En memoria de todas las mujeres, víctimas de la violencia machista.
Era una flor que, presa en su maceta, tras la ventana, buscaba algo de luz.
Cada
día que pasaba se inclinaba algo más, hacia delante. Debido al movimiento de la
Tierra, los rayos del rey Sol penetraban más hondo y la persiana se tenía que
bajar unos milímetros.
Al
ver la inclinación de aquella hortensia, algunos pensarían que su motor era la
curiosidad y se volcaba un poco cada día con la intención de ver la calle, un
escenario, lejano para ella, difícil de atisbar desde allí arriba.
Pero
se equivocaban.

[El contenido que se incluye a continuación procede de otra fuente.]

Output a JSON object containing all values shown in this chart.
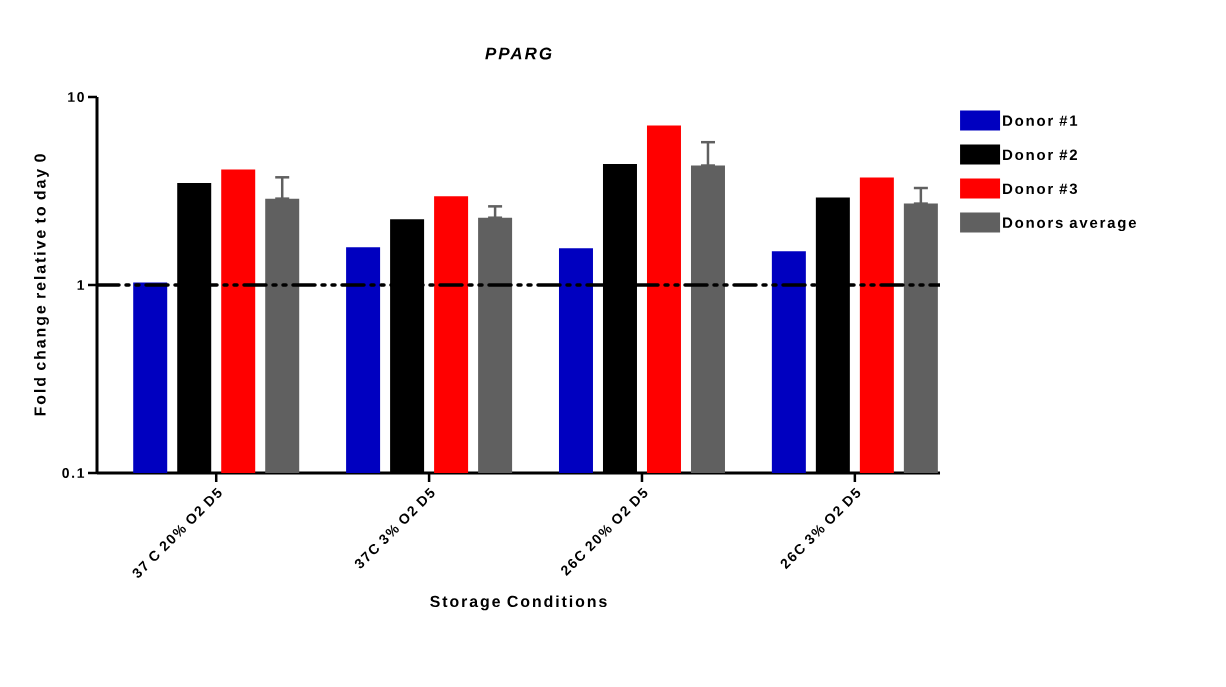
{
  "chart_data": {
    "type": "bar",
    "title": "PPARG",
    "xlabel": "Storage Conditions",
    "ylabel": "Fold change relative to day 0",
    "categories": [
      "37 C 20% O2 D5",
      "37C  3% O2 D5",
      "26C 20% O2 D5",
      "26C 3% O2 D5"
    ],
    "series": [
      {
        "name": "Donor #1",
        "color": "#0000c0",
        "values": [
          1.03,
          1.59,
          1.57,
          1.51
        ]
      },
      {
        "name": "Donor #2",
        "color": "#000000",
        "values": [
          3.49,
          2.24,
          4.4,
          2.92
        ]
      },
      {
        "name": "Donor #3",
        "color": "#ff0000",
        "values": [
          4.11,
          2.97,
          7.06,
          3.73
        ]
      },
      {
        "name": "Donors average",
        "color": "#606060",
        "values": [
          2.88,
          2.28,
          4.32,
          2.71
        ],
        "errors": [
          [
            2.88,
            3.74
          ],
          [
            2.28,
            2.62
          ],
          [
            4.32,
            5.75
          ],
          [
            2.71,
            3.28
          ]
        ]
      }
    ],
    "log": "y",
    "ylim": [
      0.1,
      10
    ],
    "yticks": [
      0.1,
      1,
      10
    ],
    "ref_lines": [
      {
        "axis": "y",
        "value": 1,
        "color": "#000000",
        "line_style": "dashed"
      }
    ],
    "legend": "right"
  }
}
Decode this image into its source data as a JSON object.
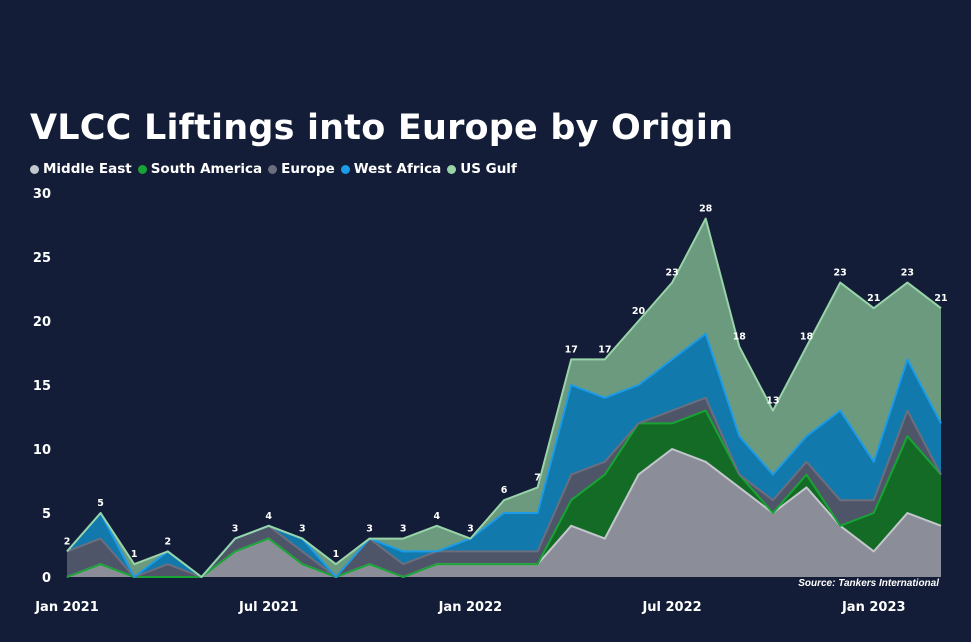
{
  "title": "VLCC Liftings into Europe by Origin",
  "source": "Source: Tankers International",
  "legend": [
    {
      "label": "Middle East",
      "color": "#c4c7cd"
    },
    {
      "label": "South America",
      "color": "#18a335"
    },
    {
      "label": "Europe",
      "color": "#6b6f7d"
    },
    {
      "label": "West Africa",
      "color": "#1c9be6"
    },
    {
      "label": "US Gulf",
      "color": "#98d4a8"
    }
  ],
  "chart_data": {
    "type": "area",
    "stacked": true,
    "title": "VLCC Liftings into Europe by Origin",
    "x": [
      "2021-01",
      "2021-02",
      "2021-03",
      "2021-04",
      "2021-05",
      "2021-06",
      "2021-07",
      "2021-08",
      "2021-09",
      "2021-10",
      "2021-11",
      "2021-12",
      "2022-01",
      "2022-02",
      "2022-03",
      "2022-04",
      "2022-05",
      "2022-06",
      "2022-07",
      "2022-08",
      "2022-09",
      "2022-10",
      "2022-11",
      "2022-12",
      "2023-01",
      "2023-02",
      "2023-03"
    ],
    "x_tick_labels": [
      {
        "x": "2021-01",
        "label": "Jan 2021"
      },
      {
        "x": "2021-07",
        "label": "Jul 2021"
      },
      {
        "x": "2022-01",
        "label": "Jan 2022"
      },
      {
        "x": "2022-07",
        "label": "Jul 2022"
      },
      {
        "x": "2023-01",
        "label": "Jan 2023"
      }
    ],
    "x_tick_index_offset": [
      0,
      9,
      18,
      27,
      36
    ],
    "monthly_points": [
      "2020-12",
      "2021-01",
      "2021-02",
      "2021-03",
      "2021-04",
      "2021-05",
      "2021-06",
      "2021-07",
      "2021-08",
      "2021-09",
      "2021-10",
      "2021-11",
      "2021-12",
      "2022-01",
      "2022-02",
      "2022-03",
      "2022-04",
      "2022-05",
      "2022-06",
      "2022-07",
      "2022-08",
      "2022-09",
      "2022-10",
      "2022-11",
      "2022-12",
      "2023-01",
      "2023-02",
      "2023-03"
    ],
    "ylim": [
      0,
      30
    ],
    "y_ticks": [
      0,
      5,
      10,
      15,
      20,
      25,
      30
    ],
    "grid": false,
    "legend_position": "top-left",
    "series": [
      {
        "name": "Middle East",
        "color": "#8b8e98",
        "line": "#c4c7cd",
        "values": [
          0,
          1,
          0,
          0,
          0,
          2,
          3,
          1,
          0,
          1,
          0,
          1,
          1,
          1,
          1,
          4,
          3,
          8,
          10,
          9,
          7,
          5,
          7,
          4,
          2,
          5,
          4
        ]
      },
      {
        "name": "South America",
        "color": "#146b26",
        "line": "#18a335",
        "values": [
          0,
          0,
          0,
          0,
          0,
          0,
          0,
          0,
          0,
          0,
          0,
          0,
          0,
          0,
          0,
          2,
          5,
          4,
          2,
          4,
          1,
          0,
          1,
          0,
          3,
          6,
          4
        ]
      },
      {
        "name": "Europe",
        "color": "#4f5568",
        "line": "#6b6f7d",
        "values": [
          2,
          2,
          0,
          1,
          0,
          1,
          1,
          1,
          0,
          2,
          1,
          1,
          1,
          1,
          1,
          2,
          1,
          0,
          1,
          1,
          0,
          1,
          1,
          2,
          1,
          2,
          0
        ]
      },
      {
        "name": "West Africa",
        "color": "#1279ad",
        "line": "#1c9be6",
        "values": [
          0,
          2,
          0,
          1,
          0,
          0,
          0,
          1,
          0,
          0,
          1,
          0,
          1,
          3,
          3,
          7,
          5,
          3,
          4,
          5,
          3,
          2,
          2,
          7,
          3,
          4,
          4
        ]
      },
      {
        "name": "US Gulf",
        "color": "#6b9a7f",
        "line": "#98d4a8",
        "values": [
          0,
          0,
          1,
          0,
          0,
          0,
          0,
          0,
          1,
          0,
          1,
          2,
          0,
          1,
          2,
          2,
          3,
          5,
          6,
          9,
          7,
          5,
          7,
          10,
          12,
          6,
          9
        ]
      }
    ],
    "totals": [
      2,
      5,
      1,
      2,
      0,
      3,
      4,
      3,
      1,
      3,
      3,
      4,
      3,
      6,
      7,
      17,
      17,
      20,
      23,
      28,
      18,
      13,
      18,
      23,
      21,
      23,
      21
    ],
    "total_labels": [
      "2",
      "5",
      "1",
      "2",
      "",
      "3",
      "4",
      "3",
      "1",
      "3",
      "3",
      "4",
      "3",
      "6",
      "7",
      "17",
      "17",
      "20",
      "23",
      "28",
      "18",
      "13",
      "18",
      "23",
      "21",
      "23",
      "21"
    ]
  }
}
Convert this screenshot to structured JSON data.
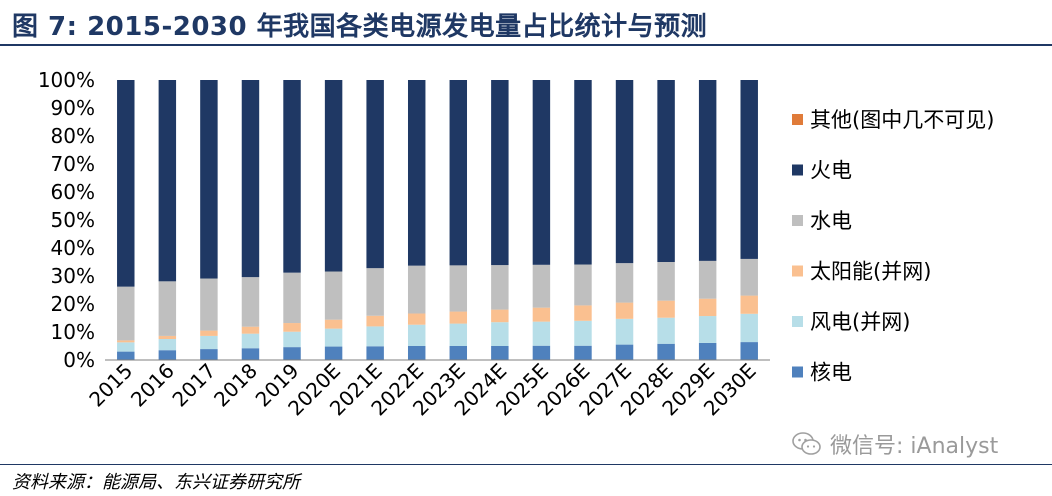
{
  "header": {
    "title": "图 7: 2015-2030 年我国各类电源发电量占比统计与预测"
  },
  "footer": {
    "source": "资料来源：能源局、东兴证券研究所"
  },
  "watermark": {
    "text": "微信号: iAnalyst",
    "icon": "wechat-icon"
  },
  "chart_data": {
    "type": "bar",
    "stacked": true,
    "categories": [
      "2015",
      "2016",
      "2017",
      "2018",
      "2019",
      "2020E",
      "2021E",
      "2022E",
      "2023E",
      "2024E",
      "2025E",
      "2026E",
      "2027E",
      "2028E",
      "2029E",
      "2030E"
    ],
    "yticks": [
      "0%",
      "10%",
      "20%",
      "30%",
      "40%",
      "50%",
      "60%",
      "70%",
      "80%",
      "90%",
      "100%"
    ],
    "ylim": [
      0,
      100
    ],
    "legend_position": "right",
    "series": [
      {
        "name": "核电",
        "color": "#4f81bd",
        "values": [
          3.0,
          3.5,
          3.9,
          4.2,
          4.6,
          4.8,
          4.9,
          5.0,
          5.0,
          5.0,
          5.1,
          5.1,
          5.5,
          5.8,
          6.1,
          6.4
        ]
      },
      {
        "name": "风电(并网)",
        "color": "#b7dee8",
        "values": [
          3.3,
          4.0,
          4.7,
          5.2,
          5.5,
          6.4,
          7.1,
          7.6,
          8.0,
          8.5,
          8.6,
          8.9,
          9.2,
          9.3,
          9.6,
          10.1
        ]
      },
      {
        "name": "太阳能(并网)",
        "color": "#fac090",
        "values": [
          0.7,
          1.1,
          1.9,
          2.5,
          3.1,
          3.2,
          3.8,
          4.0,
          4.3,
          4.5,
          5.0,
          5.5,
          5.8,
          6.1,
          6.2,
          6.5
        ]
      },
      {
        "name": "水电",
        "color": "#bfbfbf",
        "values": [
          19.2,
          19.5,
          18.6,
          17.7,
          18.0,
          17.2,
          17.0,
          17.1,
          16.5,
          15.9,
          15.3,
          14.6,
          14.1,
          13.8,
          13.5,
          13.1
        ]
      },
      {
        "name": "火电",
        "color": "#1f3864",
        "values": [
          73.8,
          71.9,
          70.9,
          70.4,
          68.8,
          68.4,
          67.2,
          66.3,
          66.2,
          66.1,
          66.0,
          65.9,
          65.4,
          65.0,
          64.6,
          63.9
        ]
      },
      {
        "name": "其他(图中几不可见)",
        "color": "#e07b39",
        "values": [
          0.0,
          0.0,
          0.0,
          0.0,
          0.0,
          0.0,
          0.0,
          0.0,
          0.0,
          0.0,
          0.0,
          0.0,
          0.0,
          0.0,
          0.0,
          0.0
        ]
      }
    ],
    "legend_order": [
      "其他(图中几不可见)",
      "火电",
      "水电",
      "太阳能(并网)",
      "风电(并网)",
      "核电"
    ]
  }
}
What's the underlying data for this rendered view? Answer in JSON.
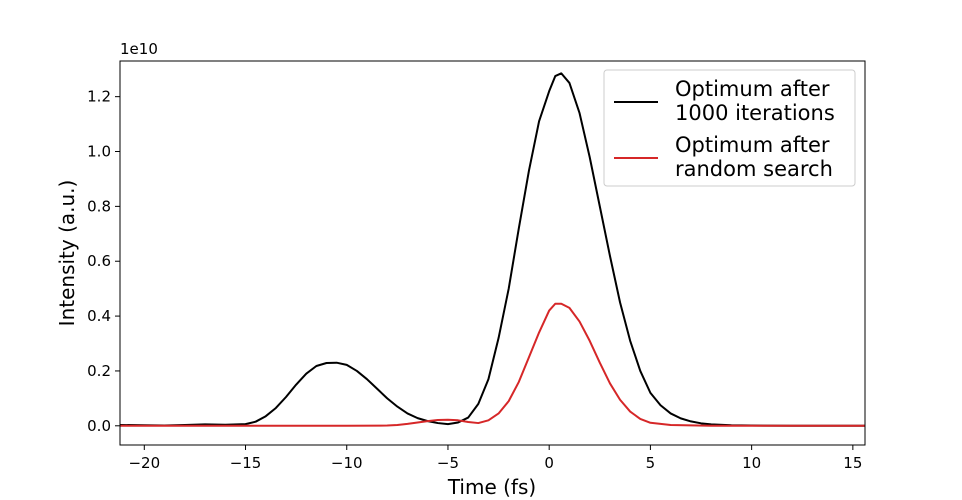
{
  "chart_data": {
    "type": "line",
    "xlabel": "Time (fs)",
    "ylabel": "Intensity (a.u.)",
    "offset_label": "1e10",
    "xlim": [
      -21.2,
      15.6
    ],
    "ylim": [
      -0.07,
      1.33
    ],
    "xticks": [
      -20,
      -15,
      -10,
      -5,
      0,
      5,
      10,
      15
    ],
    "xtick_labels": [
      "−20",
      "−15",
      "−10",
      "−5",
      "0",
      "5",
      "10",
      "15"
    ],
    "yticks": [
      0.0,
      0.2,
      0.4,
      0.6,
      0.8,
      1.0,
      1.2
    ],
    "ytick_labels": [
      "0.0",
      "0.2",
      "0.4",
      "0.6",
      "0.8",
      "1.0",
      "1.2"
    ],
    "legend_position": "upper-right",
    "series": [
      {
        "name_lines": [
          "Optimum after",
          "1000 iterations"
        ],
        "color": "#000000",
        "x": [
          -21.2,
          -20,
          -19,
          -18,
          -17,
          -16,
          -15,
          -14.5,
          -14,
          -13.5,
          -13,
          -12.5,
          -12,
          -11.5,
          -11,
          -10.5,
          -10,
          -9.5,
          -9,
          -8.5,
          -8,
          -7.5,
          -7,
          -6.5,
          -6,
          -5.5,
          -5,
          -4.5,
          -4,
          -3.5,
          -3,
          -2.5,
          -2,
          -1.5,
          -1,
          -0.5,
          0,
          0.3,
          0.6,
          1,
          1.5,
          2,
          2.5,
          3,
          3.5,
          4,
          4.5,
          5,
          5.5,
          6,
          6.5,
          7,
          7.5,
          8,
          9,
          10,
          12,
          15.6
        ],
        "y": [
          0.003,
          0.002,
          0.001,
          0.003,
          0.005,
          0.004,
          0.006,
          0.015,
          0.035,
          0.065,
          0.105,
          0.15,
          0.19,
          0.218,
          0.229,
          0.23,
          0.222,
          0.2,
          0.17,
          0.135,
          0.1,
          0.07,
          0.045,
          0.028,
          0.017,
          0.01,
          0.006,
          0.012,
          0.03,
          0.08,
          0.17,
          0.32,
          0.5,
          0.72,
          0.93,
          1.11,
          1.22,
          1.275,
          1.285,
          1.25,
          1.14,
          0.98,
          0.8,
          0.62,
          0.45,
          0.31,
          0.2,
          0.12,
          0.075,
          0.045,
          0.027,
          0.016,
          0.009,
          0.005,
          0.002,
          0.001,
          0.0,
          0.0
        ]
      },
      {
        "name_lines": [
          "Optimum after",
          "random search"
        ],
        "color": "#d62728",
        "x": [
          -21.2,
          -15,
          -10,
          -8,
          -7.5,
          -7,
          -6.5,
          -6,
          -5.5,
          -5,
          -4.5,
          -4,
          -3.5,
          -3,
          -2.5,
          -2,
          -1.5,
          -1,
          -0.5,
          0,
          0.3,
          0.6,
          1,
          1.5,
          2,
          2.5,
          3,
          3.5,
          4,
          4.5,
          5,
          6,
          8,
          15.6
        ],
        "y": [
          0.0,
          0.0,
          0.0,
          0.001,
          0.003,
          0.007,
          0.012,
          0.017,
          0.021,
          0.022,
          0.02,
          0.014,
          0.01,
          0.02,
          0.045,
          0.09,
          0.16,
          0.25,
          0.34,
          0.42,
          0.445,
          0.445,
          0.43,
          0.38,
          0.31,
          0.23,
          0.155,
          0.095,
          0.052,
          0.025,
          0.011,
          0.003,
          0.0,
          0.0
        ]
      }
    ]
  }
}
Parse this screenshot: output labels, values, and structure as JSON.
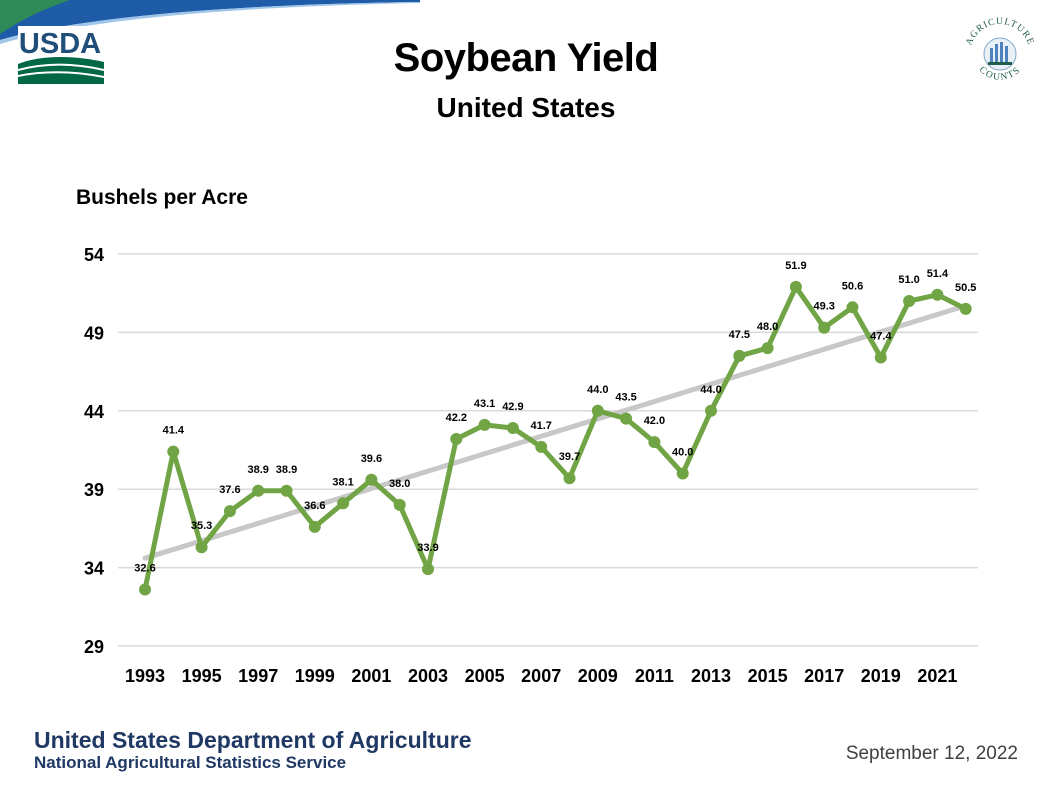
{
  "header": {
    "usda_logo_text": "USDA",
    "ag_logo_text_top": "AGRICULTURE",
    "ag_logo_text_bottom": "COUNTS"
  },
  "chart_data": {
    "type": "line",
    "title": "Soybean Yield",
    "subtitle": "United States",
    "ylabel": "Bushels per Acre",
    "xlabel": "",
    "ylim": [
      29,
      54
    ],
    "yticks": [
      54,
      49,
      44,
      39,
      34,
      29
    ],
    "xtick_labels": [
      "1993",
      "1995",
      "1997",
      "1999",
      "2001",
      "2003",
      "2005",
      "2007",
      "2009",
      "2011",
      "2013",
      "2015",
      "2017",
      "2019",
      "2021"
    ],
    "grid": true,
    "x": [
      1993,
      1994,
      1995,
      1996,
      1997,
      1998,
      1999,
      2000,
      2001,
      2002,
      2003,
      2004,
      2005,
      2006,
      2007,
      2008,
      2009,
      2010,
      2011,
      2012,
      2013,
      2014,
      2015,
      2016,
      2017,
      2018,
      2019,
      2020,
      2021,
      2022
    ],
    "values": [
      32.6,
      41.4,
      35.3,
      37.6,
      38.9,
      38.9,
      36.6,
      38.1,
      39.6,
      38.0,
      33.9,
      42.2,
      43.1,
      42.9,
      41.7,
      39.7,
      44.0,
      43.5,
      42.0,
      40.0,
      44.0,
      47.5,
      48.0,
      51.9,
      49.3,
      50.6,
      47.4,
      51.0,
      51.4,
      50.5
    ],
    "labels": [
      "32.6",
      "41.4",
      "35.3",
      "37.6",
      "38.9",
      "38.9",
      "36.6",
      "38.1",
      "39.6",
      "38.0",
      "33.9",
      "42.2",
      "43.1",
      "42.9",
      "41.7",
      "39.7",
      "44.0",
      "43.5",
      "42.0",
      "40.0",
      "44.0",
      "47.5",
      "48.0",
      "51.9",
      "49.3",
      "50.6",
      "47.4",
      "51.0",
      "51.4",
      "50.5"
    ],
    "trend": {
      "x": [
        1993,
        2022
      ],
      "values": [
        34.6,
        50.7
      ]
    },
    "colors": {
      "series": "#70a444",
      "trend": "#c8c8c8",
      "grid": "#d9d9d9"
    }
  },
  "footer": {
    "org_name": "United States Department of Agriculture",
    "service_name": "National Agricultural Statistics Service",
    "date": "September 12, 2022"
  }
}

La luz era su vida, un mecanismo de brújula vital para el
aguante de aquel vegetal níveo y delicado, con trazos casi rectos del eterno color
de las violetas.
La
peculiaridad de establecerse como planta la condenaba a fijar sus fundamentos
en la tierra. En su lugar, un limitado movimiento de aquel tronco le hacía
doblar la espalda con la única intención de beber luz. A pesar de ser joven y
prolija su belleza, la excesiva joroba de su tallo recordaba la chepa de una
anciana. La necesidad obliga, le comentó un geranio muy cercano.
La
Tierra siguió su curso y la persiana descendió demasiado. Bajó tanto, que el
ramal más frondoso de la hortensia terminó por sembrarse en la tierra vecina del
geranio gitano que la rondaba cerca.
Ya
ves, manifestó un clavel: Iba buscando luz y encontró un compañero. El tiesto
compartido era su nueva casa. Echadas las raíces emergió en vertical, empujando con fuerza. Y volvió a sus orígenes buscando al astro rey.
A
las personas nos ocurre lo mismo: nos inclinamos para buscar la luz tratando de
evitar la oscuridad de lo tóxico. Demandamos el comentario fresco y espontáneo,
la oxigenación del humor y la positividad de un buen paisaje. Perseguimos la
energía necesaria para seguir planeando aún con el viento en contra y
aterrizamos en la calidez de una mirada o en el aliento de un buen consejo
cómplice. El caso es encontrar una tierra amiga donde seguir creciendo.